2. The padlock shackle of claim 1 wherein the inner core of ductile nickel-titanium alloy comprises from 54 to 58 weight percent of nickel with the remainder being essentially titanium.
3. The padlock shackle of claim 1 wherein the WC particles contain from 11 to 14 weight percent cobalt.
4. The padlock shackle of claim 1 wherein the nickel-titanium alloy in the composite layer comprises from 54 to 58 weight percent of nickel with the remainder of the alloy being essentially titanium.
This invention relates to padlocks and more particularly to shackles for padlocks.
Conventional high security commercial locks exhibit good properties such as resistance to bolt cutters, resistance to chemical attack, ductility over wide range of temperatures, etc. The shackles of these locks are generally made of a single metal or alloy material such as hardened stainless steel.
Unfortunately, the recently introduced carbide toothed saws, such as the Grit EdgeŽ rod saw made by the Remington Arms Company, easily cut through these monolithic metals or alloy materials.

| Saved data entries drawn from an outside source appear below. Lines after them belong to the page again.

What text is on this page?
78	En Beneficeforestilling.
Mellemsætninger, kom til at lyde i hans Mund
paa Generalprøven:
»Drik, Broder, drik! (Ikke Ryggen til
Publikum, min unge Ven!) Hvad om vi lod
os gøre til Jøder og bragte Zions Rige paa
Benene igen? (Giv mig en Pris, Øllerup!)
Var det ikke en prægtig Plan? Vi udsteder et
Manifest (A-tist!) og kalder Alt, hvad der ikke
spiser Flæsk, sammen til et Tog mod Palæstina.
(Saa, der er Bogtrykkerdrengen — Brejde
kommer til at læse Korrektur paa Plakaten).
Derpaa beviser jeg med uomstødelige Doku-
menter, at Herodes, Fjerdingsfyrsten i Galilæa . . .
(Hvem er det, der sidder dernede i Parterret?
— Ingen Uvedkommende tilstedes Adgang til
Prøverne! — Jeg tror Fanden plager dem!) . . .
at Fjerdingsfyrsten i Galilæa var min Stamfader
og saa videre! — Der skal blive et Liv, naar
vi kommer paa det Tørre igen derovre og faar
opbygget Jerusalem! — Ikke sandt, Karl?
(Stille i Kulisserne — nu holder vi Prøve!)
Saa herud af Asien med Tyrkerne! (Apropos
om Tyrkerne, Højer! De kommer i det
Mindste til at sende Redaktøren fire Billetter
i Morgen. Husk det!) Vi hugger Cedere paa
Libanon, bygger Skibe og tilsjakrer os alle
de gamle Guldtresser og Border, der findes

It would be desirable therefore, to provide a padlock shackle which would be resistant to carbide toothed saws. The shackle should also be resistant, chemical attack, ductile over a wide temperature range, and inexpensive to manufacture.
Accordingly an object of this invention is to provide a new type of padlock shackle.
Another object of this invention is to provide a padlock shackle which is resistant to carbide toothed saws.
A further object of this invention is to provide an inexpensive padlock shackle which is resistant to carbide toothed saws and chemical attack.
Yet another object of this invention is to provide a new method of manufacturing a new type of padlock shackle.
These and other objects of this invention are achieved by providing
a padlock shackle made of an inner core of ductile Nitinol alloy, an outer casing of hardened stainless steel, and an intermediate layer of a composite of from 20 to 33 volume percent of tungsten carbide particles of from more than 0.6 mm to less than 2.0 mm in size with the remainder of the composite being essentially a matrix of a nickel-titanium alloy wherein nickel comprises from 53 to 62 weight percent of the alloy with the remainder of the alloy being essentially titanium.
A more complete understanding of the invention and a fuller appreciation of the many attendant advantages thereof will be readily derived by reference to the following detailed description when considered in connection with the accompanying drawings, wherein:
FIG. 1 shows the basic composite structure of the shackle bar;
FIG. 2 shows the Nitinol core and surrounded by the tungsten carbide/Nitinol powder mix in a rubber mold ready for cold isostatic pressing to form a green preform of a shackle;
FIG. 3 shows an assemble of green preforms of shackles in a sealed stainless steel can ready for hot swagging;
FIG. 4 is similar to FIG. 3, with stainless steel heel and toe plugs included with the green preforms; and
FIG. 5 shows the finished shackle.
Note: the following shorthand notations are used in this discussion of the preferred embodiment:
WC will represent tungsten carbide which contains a percentage of cobalt for toughness.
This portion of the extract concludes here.